Thursday, May 24, 2007

Arar fillets journalists

Arar warns innocent lives at risk unless Canadian journalism improves

Maher Arar. (CPimages/Tom Hanson)
TORONTO (CP) - Maher Arar says more innocent lives could be ruined unless the Canadian media improve the quality of their coverage.

in an address to North America's first international conference on investigative journalism, Arar called on reporters to serve the weak and vulnerable, not the powerful and anonymous. Arar is a Canadian citizen who was deported by the United States to Syria, where he was imprisoned and tortured.

He was later completely exonerated of allegations that he had terrorist connections.

He says an investigative, independent and responsible news media is the public's best defence against corruption and abuses of power.

Arar says despite his exoneration, government officials who leaked information that led to his deportation may still be in positions of trust.

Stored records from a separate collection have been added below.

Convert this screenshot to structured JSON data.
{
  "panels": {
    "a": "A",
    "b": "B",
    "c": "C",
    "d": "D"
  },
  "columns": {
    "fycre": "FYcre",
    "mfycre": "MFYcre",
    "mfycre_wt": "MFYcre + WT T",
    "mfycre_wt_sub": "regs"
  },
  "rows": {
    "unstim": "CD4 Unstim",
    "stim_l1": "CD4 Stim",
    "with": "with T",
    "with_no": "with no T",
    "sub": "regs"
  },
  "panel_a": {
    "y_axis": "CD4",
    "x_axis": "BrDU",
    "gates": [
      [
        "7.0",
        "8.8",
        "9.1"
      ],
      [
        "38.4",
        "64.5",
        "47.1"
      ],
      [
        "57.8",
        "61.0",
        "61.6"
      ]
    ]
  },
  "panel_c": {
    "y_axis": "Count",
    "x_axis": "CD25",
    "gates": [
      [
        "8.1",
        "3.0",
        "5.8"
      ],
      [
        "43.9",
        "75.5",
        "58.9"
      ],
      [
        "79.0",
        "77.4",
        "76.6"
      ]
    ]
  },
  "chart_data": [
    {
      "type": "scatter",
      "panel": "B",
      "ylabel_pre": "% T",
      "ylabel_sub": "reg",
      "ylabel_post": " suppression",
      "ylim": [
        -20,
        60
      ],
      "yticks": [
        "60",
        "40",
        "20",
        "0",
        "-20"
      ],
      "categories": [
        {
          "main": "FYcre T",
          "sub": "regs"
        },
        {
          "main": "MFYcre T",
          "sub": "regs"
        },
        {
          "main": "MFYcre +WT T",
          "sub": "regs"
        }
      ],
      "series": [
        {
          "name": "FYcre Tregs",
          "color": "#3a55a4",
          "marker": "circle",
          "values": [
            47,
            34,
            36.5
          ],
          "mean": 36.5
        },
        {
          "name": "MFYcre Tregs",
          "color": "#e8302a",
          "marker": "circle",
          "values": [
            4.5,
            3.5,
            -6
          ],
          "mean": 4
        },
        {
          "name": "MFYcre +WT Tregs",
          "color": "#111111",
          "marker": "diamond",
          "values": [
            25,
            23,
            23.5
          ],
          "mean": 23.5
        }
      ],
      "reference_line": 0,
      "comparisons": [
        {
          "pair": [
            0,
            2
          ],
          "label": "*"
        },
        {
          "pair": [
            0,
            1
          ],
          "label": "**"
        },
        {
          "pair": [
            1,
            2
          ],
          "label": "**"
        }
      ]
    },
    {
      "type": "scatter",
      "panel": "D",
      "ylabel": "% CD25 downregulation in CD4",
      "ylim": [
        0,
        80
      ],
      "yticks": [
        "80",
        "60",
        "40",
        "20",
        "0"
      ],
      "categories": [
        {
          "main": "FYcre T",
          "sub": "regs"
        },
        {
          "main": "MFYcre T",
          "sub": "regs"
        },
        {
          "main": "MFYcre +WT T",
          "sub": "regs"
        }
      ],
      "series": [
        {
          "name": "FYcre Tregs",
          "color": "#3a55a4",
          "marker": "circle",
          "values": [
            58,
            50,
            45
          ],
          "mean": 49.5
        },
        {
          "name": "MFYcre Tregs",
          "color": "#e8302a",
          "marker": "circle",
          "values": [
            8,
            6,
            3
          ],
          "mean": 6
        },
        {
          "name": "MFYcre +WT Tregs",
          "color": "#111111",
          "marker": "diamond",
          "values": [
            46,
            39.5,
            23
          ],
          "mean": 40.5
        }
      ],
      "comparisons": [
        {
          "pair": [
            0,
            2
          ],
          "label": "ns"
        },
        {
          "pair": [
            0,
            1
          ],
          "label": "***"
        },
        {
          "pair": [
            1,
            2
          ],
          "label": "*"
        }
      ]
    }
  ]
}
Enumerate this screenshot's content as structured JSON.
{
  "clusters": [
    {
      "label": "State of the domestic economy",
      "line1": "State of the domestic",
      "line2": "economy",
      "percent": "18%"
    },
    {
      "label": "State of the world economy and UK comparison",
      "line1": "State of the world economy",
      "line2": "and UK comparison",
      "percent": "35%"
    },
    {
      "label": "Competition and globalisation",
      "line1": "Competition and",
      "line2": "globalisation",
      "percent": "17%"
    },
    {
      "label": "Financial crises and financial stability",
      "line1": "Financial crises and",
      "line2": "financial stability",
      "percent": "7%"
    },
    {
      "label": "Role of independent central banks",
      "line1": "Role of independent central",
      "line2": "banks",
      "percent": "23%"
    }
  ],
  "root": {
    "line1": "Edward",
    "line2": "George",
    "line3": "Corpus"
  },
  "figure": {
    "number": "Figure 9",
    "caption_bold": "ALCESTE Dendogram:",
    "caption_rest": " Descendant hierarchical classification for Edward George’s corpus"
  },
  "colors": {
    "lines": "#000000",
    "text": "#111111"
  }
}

He says irresponsible media treatment of these leaks contributed to the destruction of his reputation, which made him seem "worse than a serial killer."


Anonymous said...

O'Connor Report, pp. 45-46:

On the plane trip home to Canada, Mr. Arar related to Mr. Martel some of what had happened to him in Syrian detention. Among other things, he told him that he had had a “difficult time” during the first two weeks of detention and that he had been hit from time to time, but nothing really serious.

pp. 251-252:

Mr. Martel mentioned that there were press reports that Mr. Arar had been stuffed into a tire and subjected to electric shock. Mr. Arar responded that those suggestions were unfounded, adding, “they have other means.” While he did not elaborate at the time, he indicated that he had had a “difficult time” during the first two weeks of detention and that his Syrian jailers had hit him from time to time, but nothing really serious. He said that, after the initial interrogation, they had had what they wanted and had left him alone.

pp. 205-206:

• On October 1, 2002, the INS charged Mr. Arar with being a member of a terrorist organization, and initiated removal proceedings against him
under section 235(c) of the Immigration and Nationality Act.429
• Mr. Arar had five days to respond to the charge. He was provided with the following documents: 1) a notice of the requirement to respond within 5 days; 2) an attachment alleging that he was a member of an organization designated as a foreign terrorist organization, al-Qaeda; 3) a State Department publication listing al-Qaeda as a foreign terrorist organization; and 4) a publication describing free legal services available in the New York area.430
• As of October 7, Mr. Arar had not provided a written statement or any additional information in response to the charge.431...The order also stated that an alien entering the United States must establish clearly and beyond doubt that he or she is admissible to the country. Mr. Arar denied that he was inadmissible, but offered no evidence in support of his

Ottawa Watch said...

We don't contract our law enforcement to torture states like Syria.
If the US had proof Arar was a terrorist, he should have been arrested and prosecuted. If they didn't, they should have allowed him to continue on his way.
That's what the rule of law is about.
You don't address the issue of the deliberate planting of derogatory information in the newspapers. How would you react if you picked up the paper and saw huge inaccurate stories, based on information from official but anonymous sources, about you?

Anonymous said...

If, like Arar, I'd failed to offer a single shred of evidence in support of my admissibility to enter the U.S. despite ample time under American law to do so, thus allowing the U.S. Government to meet the threshold for deportation which is different than that for prosecution, then offered wildly different versions of what happened to me in Syria but not a single shred of physical evidence to support the claim that I was tortured, and never uttered a single word under oath anywhere, I'd figure inaccurate press stories wasn't the real issue here.

Werner Patels said...

I agree with anon; there are several things about this whole case that are absolutely fishy.

Why did he try to obtain a gun? Why did he criss-cross the US-Canadian border like a madman before he was finally apprehended by the US?

The Western Standard had an excellent cover story several weeks ago.